The word “salary” originates from the Latin word salarium, which referred to the money paid to Roman soldiers for the purchase of salt. The word “salad” literally means “salted,” and comes from the ancient Roman practice of salting leaf vegetables.

Salt is diverse. Salt comes in a variety of styles from a variety of places. For instance, salt can be produced by the evaporation of seawater. Or, the evaporation of brine from sources like brine wells and salt lakes. Sometimes, salt is obtained by mining halite, known also as rock salt.

As you no doubt remember from Chemistry 101, salt molecules (NaCl) are composed of chloride and sodium ions. In order to survive, all living creatures need these components in small quantities. Salt helps regulate our bodies’ fluid balance. Throughout human history, its importance to survival has made salt a valuable commodity.

For thousands of years, salt has been the world’s most popular food preservative. It’s especially useful in preserving meat. An ancient saltworks was discovered at an archaeological site in Romania. There is evidence that, as long ago as 6,050 BC, Neolithic people boiled salt-laden spring water to extract salt. This salt extraction operation is believed to have had a direct correlation to the society’s rapid growth. One of the world’s oldest verifiable saltworks is in Shanxi, China, dating to 6,000 BC. Funereal offerings found in ancient Egyptian tombs from the third millennium BC include salt, salted birds, and salt fish. From about 2,800 BC, the Egyptians began exporting salt fish to the Phoenicians in return for Lebanon cedar, glass, and the dye known as Tyrian purple. The Phoenicians traded Egyptian salt fish and salt from North Africa throughout their Mediterranean trade empire.

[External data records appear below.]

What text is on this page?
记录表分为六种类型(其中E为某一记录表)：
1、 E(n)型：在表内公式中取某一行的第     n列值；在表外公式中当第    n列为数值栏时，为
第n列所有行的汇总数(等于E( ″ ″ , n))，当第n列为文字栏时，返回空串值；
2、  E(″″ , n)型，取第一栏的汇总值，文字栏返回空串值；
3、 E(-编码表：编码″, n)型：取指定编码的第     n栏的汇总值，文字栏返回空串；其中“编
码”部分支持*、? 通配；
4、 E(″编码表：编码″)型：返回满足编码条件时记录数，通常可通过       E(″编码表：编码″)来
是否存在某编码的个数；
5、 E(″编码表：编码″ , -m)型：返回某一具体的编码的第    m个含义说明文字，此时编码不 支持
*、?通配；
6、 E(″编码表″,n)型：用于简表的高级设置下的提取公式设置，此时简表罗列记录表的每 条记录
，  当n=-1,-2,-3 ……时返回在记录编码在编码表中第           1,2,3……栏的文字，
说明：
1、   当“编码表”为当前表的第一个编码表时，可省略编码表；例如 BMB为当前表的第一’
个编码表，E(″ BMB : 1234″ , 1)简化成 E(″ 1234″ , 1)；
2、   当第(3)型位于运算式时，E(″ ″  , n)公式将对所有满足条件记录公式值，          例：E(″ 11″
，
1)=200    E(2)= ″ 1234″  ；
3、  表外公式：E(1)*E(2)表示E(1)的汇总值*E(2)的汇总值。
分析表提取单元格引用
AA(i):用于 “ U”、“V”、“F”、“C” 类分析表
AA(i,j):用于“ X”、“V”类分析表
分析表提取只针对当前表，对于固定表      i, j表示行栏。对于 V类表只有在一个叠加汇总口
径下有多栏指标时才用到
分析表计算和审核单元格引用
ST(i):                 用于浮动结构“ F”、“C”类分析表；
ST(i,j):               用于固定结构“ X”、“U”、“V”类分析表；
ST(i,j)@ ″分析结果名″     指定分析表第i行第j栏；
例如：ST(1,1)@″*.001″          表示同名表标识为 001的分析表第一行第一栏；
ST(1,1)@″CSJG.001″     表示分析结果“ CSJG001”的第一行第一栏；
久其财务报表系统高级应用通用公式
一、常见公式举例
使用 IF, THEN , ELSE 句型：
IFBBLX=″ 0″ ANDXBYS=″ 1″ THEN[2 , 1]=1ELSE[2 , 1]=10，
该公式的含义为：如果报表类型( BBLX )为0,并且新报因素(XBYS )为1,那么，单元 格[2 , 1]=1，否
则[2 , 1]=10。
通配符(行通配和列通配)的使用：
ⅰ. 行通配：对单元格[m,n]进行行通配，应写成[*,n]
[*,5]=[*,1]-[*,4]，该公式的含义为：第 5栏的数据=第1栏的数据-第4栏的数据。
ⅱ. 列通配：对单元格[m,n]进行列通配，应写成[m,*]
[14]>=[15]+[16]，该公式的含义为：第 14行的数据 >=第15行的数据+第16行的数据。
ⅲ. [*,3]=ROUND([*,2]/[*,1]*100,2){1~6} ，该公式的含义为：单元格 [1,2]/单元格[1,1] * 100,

Along the Sahara desert, the Berber nomads known as the Tuareg still maintain routes especially for transporting salt. Even today, they still transport roughly 5,000 tons of salt via Azalai, or salt caravans.

The German word for salt is “salz.” The central Austrian towns of Salzburg, Hallstatt, and Hallein lie on the river Salzach, within a radius of roughly 10 miles. Salzach literally means “Salt Water.” Salzburg means “Salt City.” Around 800 BC, Celts began mining for salt in the area. Around 400 BC, the Hallstatt Celts began evaporative, open pan salt making. During the first millennium BC, Celtic communities grew rich trading salt and salted meat to Ancient Greece and Ancient Rome in exchange for wine and other luxuries.

Salt is essential for life. For thousands of years, salt has represented qualities like Vitality, Loyalty, Friendship, Truth and Wisdom. In modern society, salt is used to enhance that which is already high quality. And taking something good and making it better is always a worthwhile endeavor.